Ayaz Mutallibov was born on 12 May 1938, in Baku to the family of a physician and later World War II veteran, Niyazi Ashraf oghlu Mutallibov (), and gynaecologist Kubra Mutallibova (died in 1988). Both of his parents were from Shamakhi.

In 1956, Ayaz Mutallibov graduated from the secondary school #189 in Baku. During his youth he was fond of jazz music. He was a member of the school volleyball team. In 1956–62, Mutallibov attended the Azerbaijan State Institute of Petroleum and Chemistry.

In 1964, he became the director of the Baku Refrigerator Factory, and in 1974, he was appointed the General Director of the "BakElectroBytMash" State Industrial Company.

Political career

1977 – appointed the Second Secretary of Azerbaijan Communist Party for Narimanov district of Baku.

1979 – appointed a Minister of Local Industry of Azerbaijan SSR.

1982 – appointed the Chairman of the State Planning Committee of Azerbaijan SSR and the Deputy Chairman of the Council of Ministers of Azerbaijan SSR.

January 1989 – appointed the Chairman of the Council of Ministers of Azerbaijan SSR.

20 January 1990 – Soviet troops enter Baku; Black January crackdown takes place.

24 January 1990 – While in Moscow, Mutallibov is appointed the First Secretary of the Azerbaijan Communist Party.

18 May 1990 – Supreme Council of Azerbaijan SSR elects Mutallibov as the first President of Azerbaijan SSR.

December 1990 – at Mutallibov's initiative, the Supreme Council of Azerbaijan SSR officially renames the country to Azerbaijan Republic and adopts the Declaration of Sovereignty.

17 March 1991 – under pressure from Mutallibov, the Supreme Council of Azerbaijan votes for participation of Azerbaijan in the referendum on the fate of the Soviet Union.

19 August 1991 – According to some reports, while on a visit to Tehran, Mutalibov made a statement about the Soviet coup attempt of 1991. However, in 2016, the ex-president of Azerbaijan said that he did not support the putschists.

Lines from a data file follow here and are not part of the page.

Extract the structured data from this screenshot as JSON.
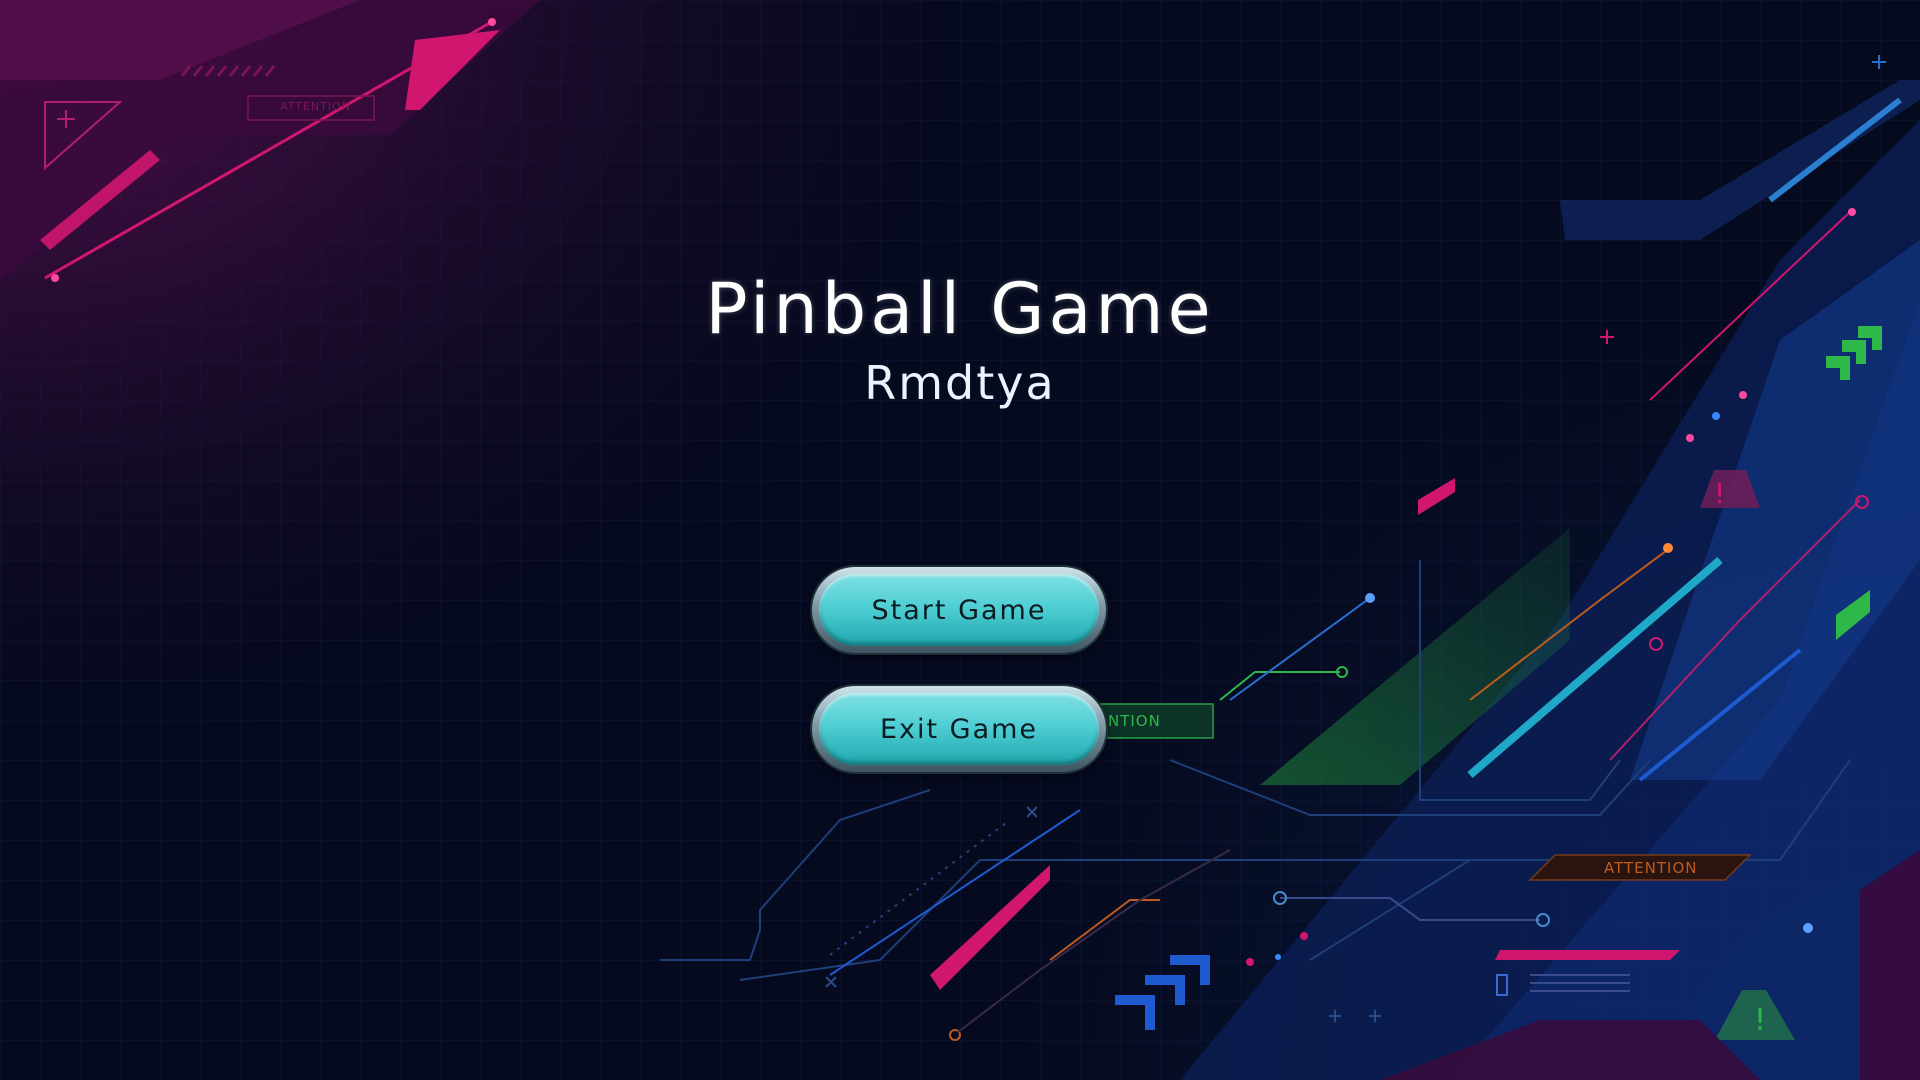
{
  "game": {
    "title": "Pinball Game",
    "subtitle": "Rmdtya"
  },
  "menu": {
    "start_label": "Start Game",
    "exit_label": "Exit Game"
  },
  "decor": {
    "attention_label": "ATTENTION",
    "attention_partial": "NTION"
  },
  "colors": {
    "background": "#050a1e",
    "accent_magenta": "#d0166f",
    "accent_cyan": "#1fa8c8",
    "accent_green": "#2fb84a",
    "button_teal": "#4fcfd4"
  }
}
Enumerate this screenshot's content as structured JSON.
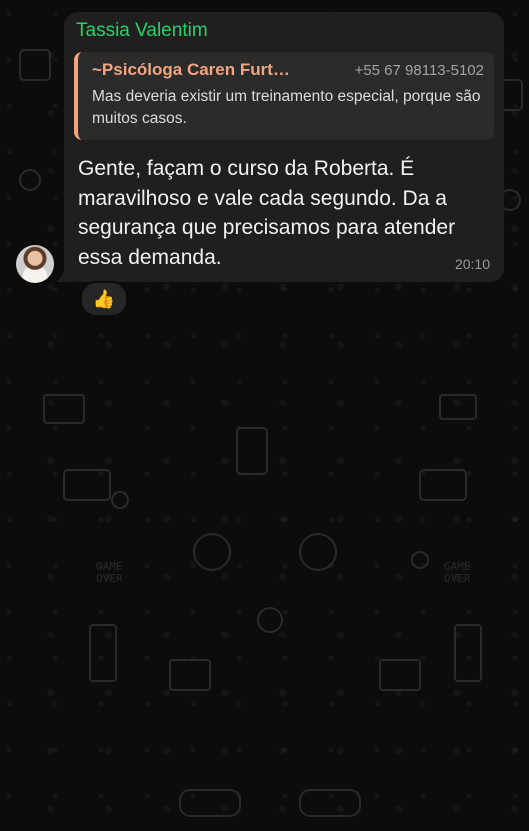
{
  "message": {
    "sender": "Tassia Valentim",
    "sender_color": "#25d366",
    "quoted": {
      "name": "~Psicóloga Caren Furt…",
      "phone": "+55 67 98113-5102",
      "text": "Mas deveria existir um treinamento especial, porque são muitos casos.",
      "accent_color": "#f2a57e"
    },
    "body": "Gente, façam o curso da Roberta. É maravilhoso e vale cada segundo. Da a segurança que precisamos para atender essa demanda.",
    "time": "20:10",
    "reaction": "👍"
  },
  "icons": {
    "avatar": "user-avatar",
    "reaction": "thumbs-up-icon"
  }
}
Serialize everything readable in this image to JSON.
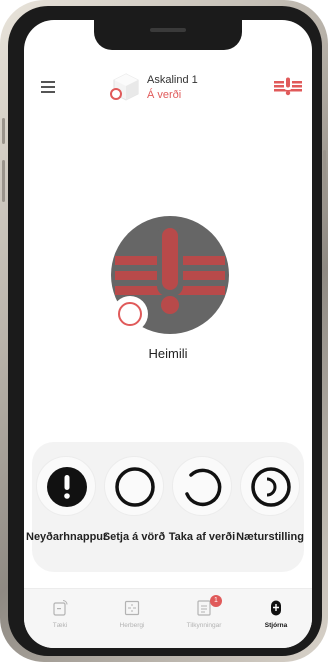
{
  "header": {
    "device_name": "Askalind 1",
    "status_text": "Á verði"
  },
  "main": {
    "location_name": "Heimili"
  },
  "actions": [
    {
      "label": "Neyðarhnappur",
      "icon": "exclamation-icon"
    },
    {
      "label": "Setja á vörð",
      "icon": "ring-icon"
    },
    {
      "label": "Taka af verði",
      "icon": "open-ring-icon"
    },
    {
      "label": "Næturstilling",
      "icon": "night-mode-icon"
    }
  ],
  "nav": {
    "items": [
      {
        "label": "Tæki",
        "icon": "device-icon"
      },
      {
        "label": "Herbergi",
        "icon": "room-icon"
      },
      {
        "label": "Tilkynningar",
        "icon": "notifications-icon",
        "badge": "1"
      },
      {
        "label": "Stjórna",
        "icon": "control-icon",
        "active": true
      }
    ]
  },
  "colors": {
    "alarm_red": "#e05a5a",
    "status_gray": "#666666",
    "panel_bg": "#f3f3f3"
  }
}
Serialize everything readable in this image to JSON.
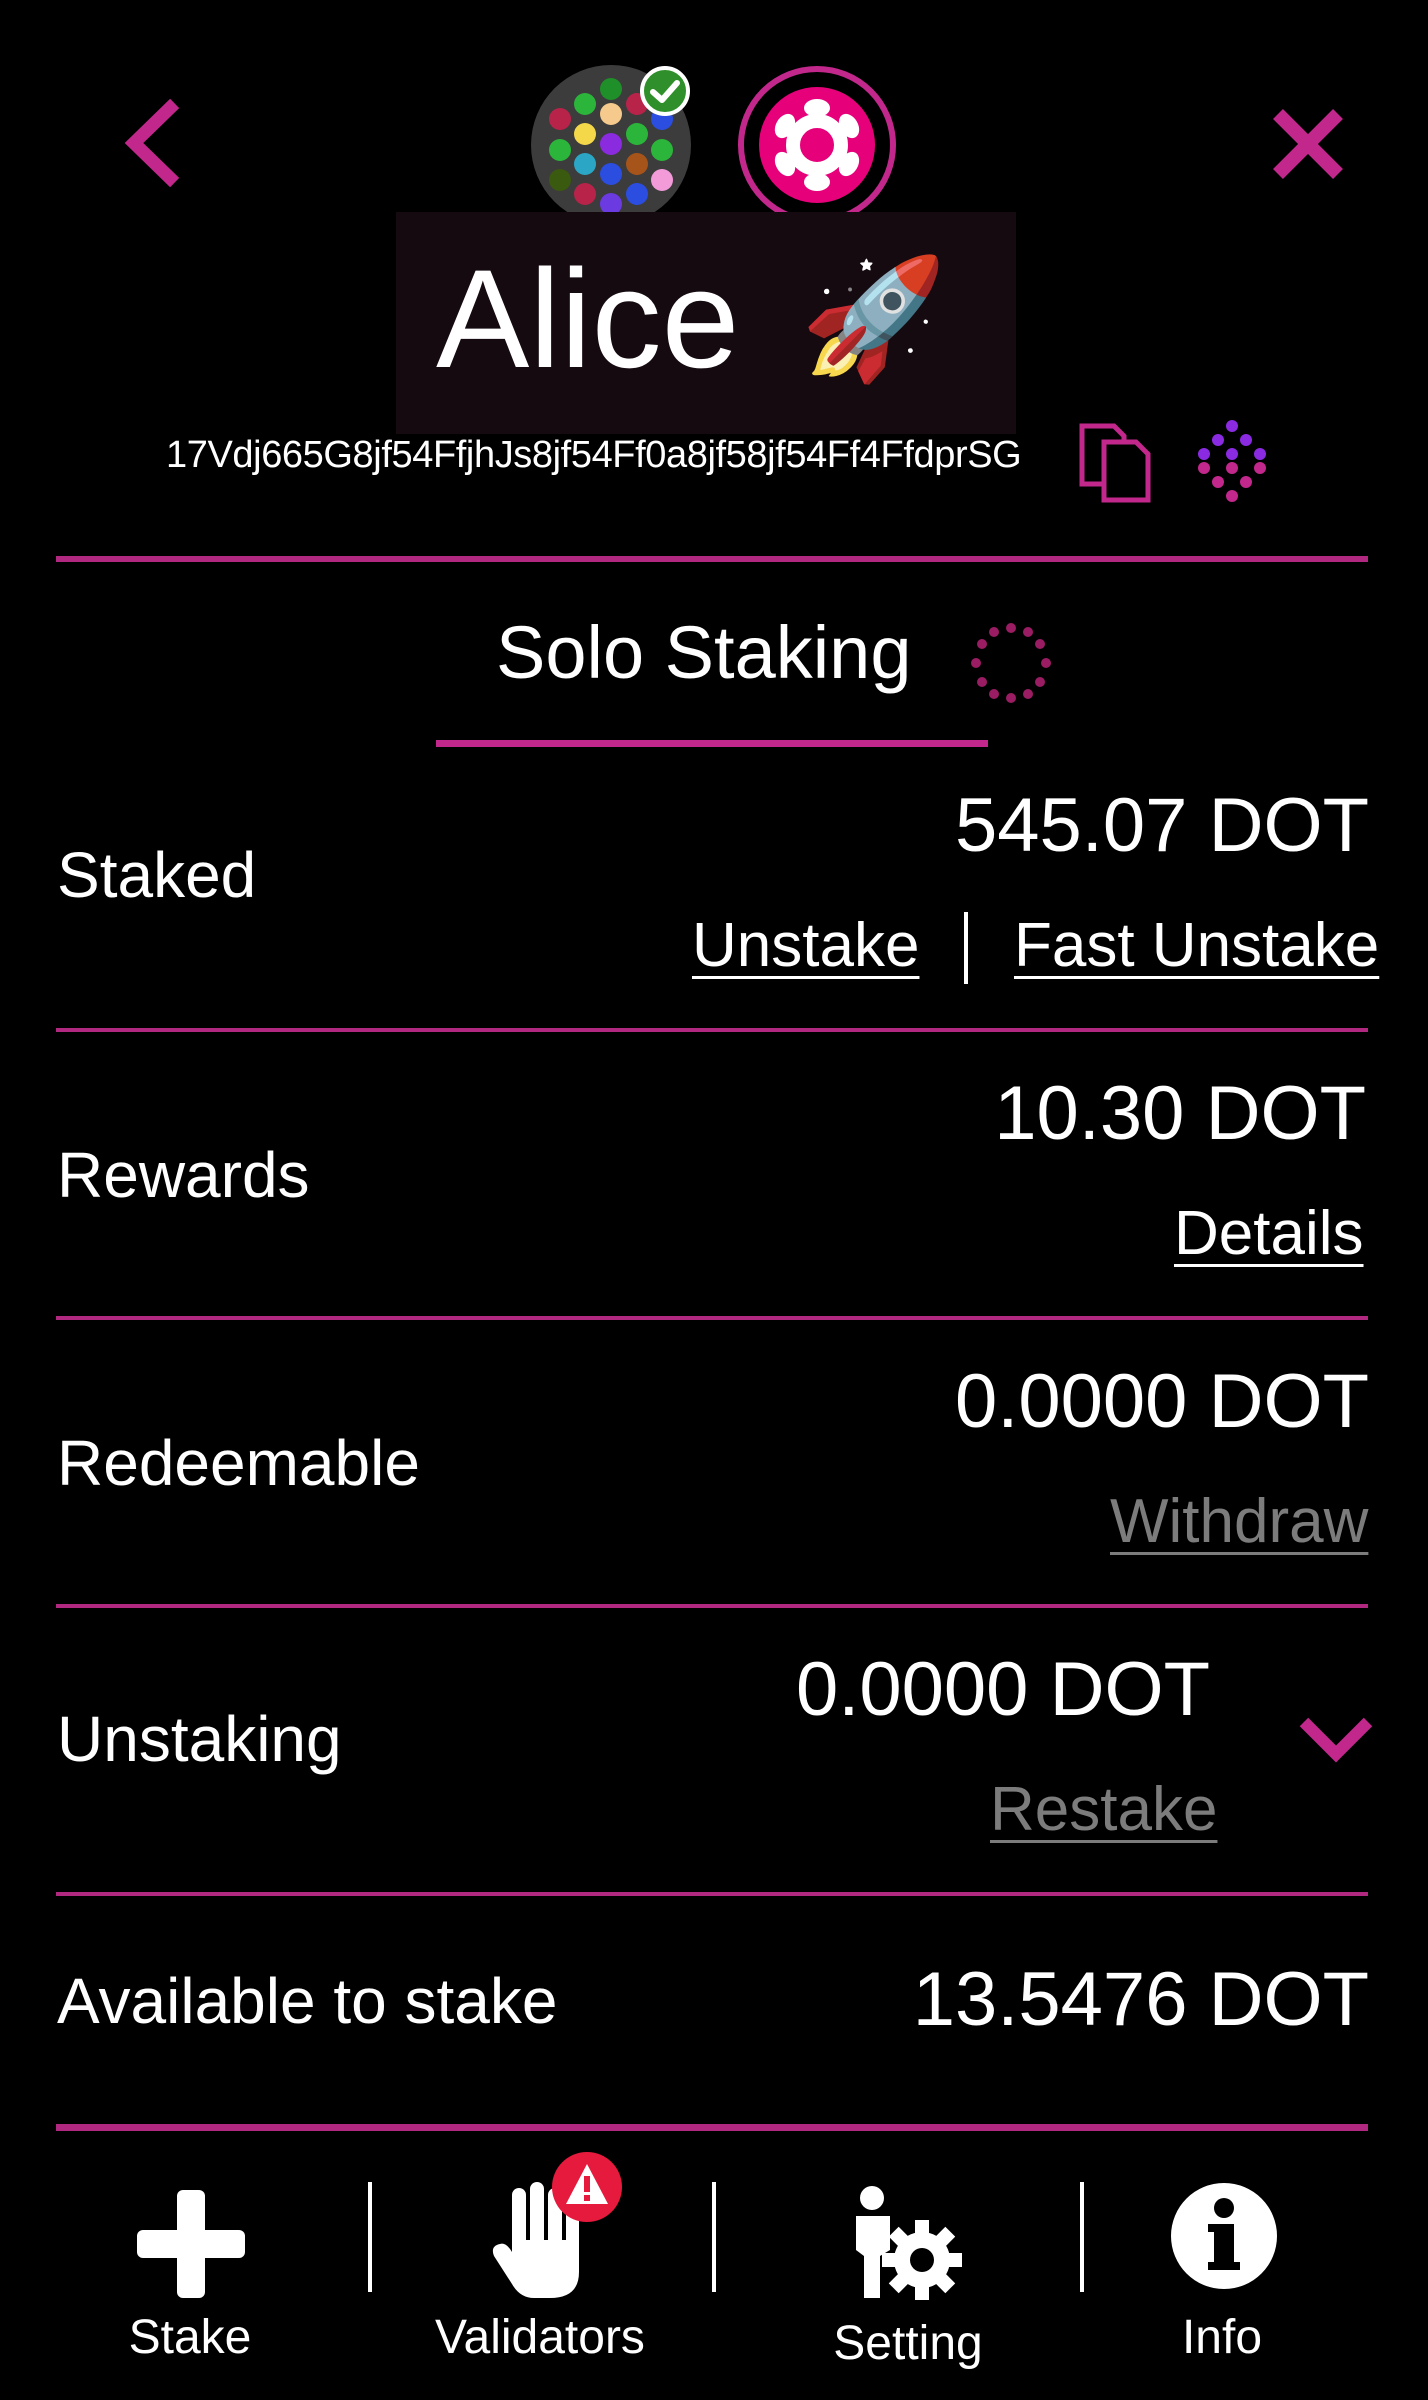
{
  "header": {
    "back_icon": "chevron-left-icon",
    "close_icon": "close-icon",
    "account_name": "Alice",
    "name_emoji": "🚀",
    "address": "17Vdj665G8jf54FfjhJs8jf54Ff0a8jf58jf54Ff4FfdprSG",
    "copy_icon": "copy-icon",
    "explorer_icon": "subscan-icon",
    "identicon_icon": "identicon-avatar",
    "verified_icon": "check-badge-icon",
    "chain_icon": "polkadot-logo-icon"
  },
  "title": {
    "text": "Solo Staking",
    "spinner_icon": "loading-spinner-icon"
  },
  "rows": {
    "staked": {
      "label": "Staked",
      "value": "545.07 DOT",
      "unstake": "Unstake",
      "fast_unstake": "Fast Unstake"
    },
    "rewards": {
      "label": "Rewards",
      "value": "10.30 DOT",
      "details": "Details"
    },
    "redeemable": {
      "label": "Redeemable",
      "value": "0.0000 DOT",
      "withdraw": "Withdraw"
    },
    "unstaking": {
      "label": "Unstaking",
      "value": "0.0000 DOT",
      "restake": "Restake",
      "expand_icon": "chevron-down-icon"
    },
    "available": {
      "label": "Available to stake",
      "value": "13.5476 DOT"
    }
  },
  "nav": {
    "stake": "Stake",
    "validators": "Validators",
    "setting": "Setting",
    "info": "Info",
    "validators_badge": "!"
  },
  "colors": {
    "accent": "#c2288c",
    "background": "#000000",
    "disabled": "#7c7c7c"
  }
}
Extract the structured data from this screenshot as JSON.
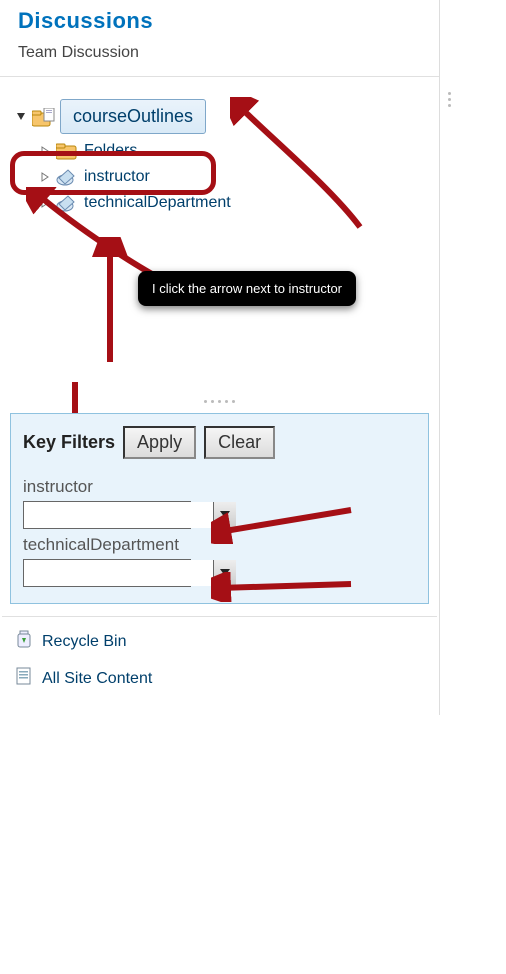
{
  "discussions": {
    "title": "Discussions",
    "team": "Team Discussion"
  },
  "tree": {
    "root": {
      "label": "courseOutlines"
    },
    "children": [
      {
        "label": "Folders",
        "icon": "folder"
      },
      {
        "label": "instructor",
        "icon": "tag"
      },
      {
        "label": "technicalDepartment",
        "icon": "tag"
      }
    ]
  },
  "annotation": {
    "callout": "I click the arrow next to instructor"
  },
  "keyfilters": {
    "title": "Key Filters",
    "apply": "Apply",
    "clear": "Clear",
    "fields": [
      {
        "label": "instructor",
        "value": ""
      },
      {
        "label": "technicalDepartment",
        "value": ""
      }
    ]
  },
  "footer": {
    "recycle": "Recycle Bin",
    "allcontent": "All Site Content"
  }
}
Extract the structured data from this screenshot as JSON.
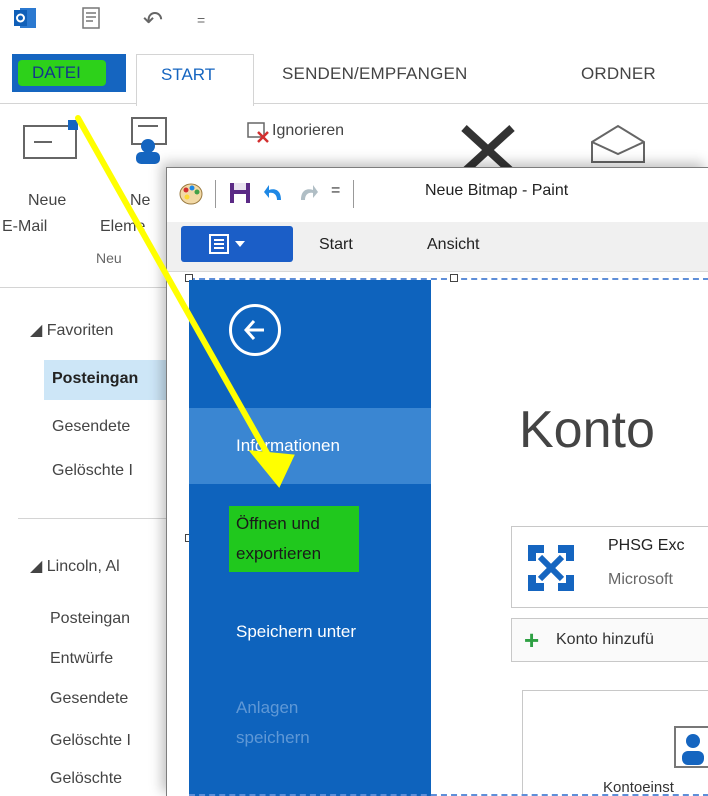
{
  "outlook": {
    "quick_access": {
      "undo_glyph": "↶",
      "dropdown_glyph": "="
    },
    "tabs": [
      {
        "label": "DATEI"
      },
      {
        "label": "START"
      },
      {
        "label": "SENDEN/EMPFANGEN"
      },
      {
        "label": "ORDNER"
      }
    ],
    "ribbon": {
      "new_email_line1": "Neue",
      "new_email_line2": "E-Mail",
      "new_items_line1": "Ne",
      "new_items_line2": "Eleme",
      "group_new": "Neu",
      "ignore": "Ignorieren"
    },
    "nav": {
      "favorites": "◢ Favoriten",
      "fav_items": [
        "Posteingan",
        "Gesendete",
        "Gelöschte I"
      ],
      "account": "◢ Lincoln, Al",
      "acc_items": [
        "Posteingan",
        "Entwürfe",
        "Gesendete",
        "Gelöschte I",
        "Gelöschte"
      ]
    }
  },
  "paint": {
    "title": "Neue Bitmap - Paint",
    "menu": {
      "start": "Start",
      "view": "Ansicht"
    },
    "backstage": {
      "info": "Informationen",
      "open_line1": "Öffnen und",
      "open_line2": "exportieren",
      "save_as": "Speichern unter",
      "attach_line1": "Anlagen",
      "attach_line2": "speichern"
    },
    "content": {
      "heading": "Konto",
      "account_name": "PHSG Exc",
      "account_sub": "Microsoft",
      "add_account": "Konto hinzufü",
      "account_settings": "Kontoeinst"
    }
  },
  "colors": {
    "accent_blue": "#1565c0",
    "backstage_blue": "#0e63bd",
    "highlight_green": "#2dd11a",
    "arrow_yellow": "#ffff00"
  }
}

30 August 1991 – Supreme Council of Azerbaijan adopts the Declaration of Independence of Azerbaijan.

14 September 1991 – Mutallibov dissolves the Communist Party of Azerbaijan and proposes constitutional changes for direct nationwide elections of president.

8 September 1991 – Mutallibov elected as president in a single-candidate nationwide election.

December 1991 – In a nationwide referendum, Azerbaijani voters approve the Declaration of Independence adopted by the Supreme Council; Soviet Union is dissolved, Azerbaijan is recognized as an independent state by Turkey, Israel, Romania and Pakistan.

25 February 1992 – Armenian forces with the support of Russia's 366th Motor Rifle Regiment took control of Khojaly; fleeing residents become victims of the Khojaly Massacre.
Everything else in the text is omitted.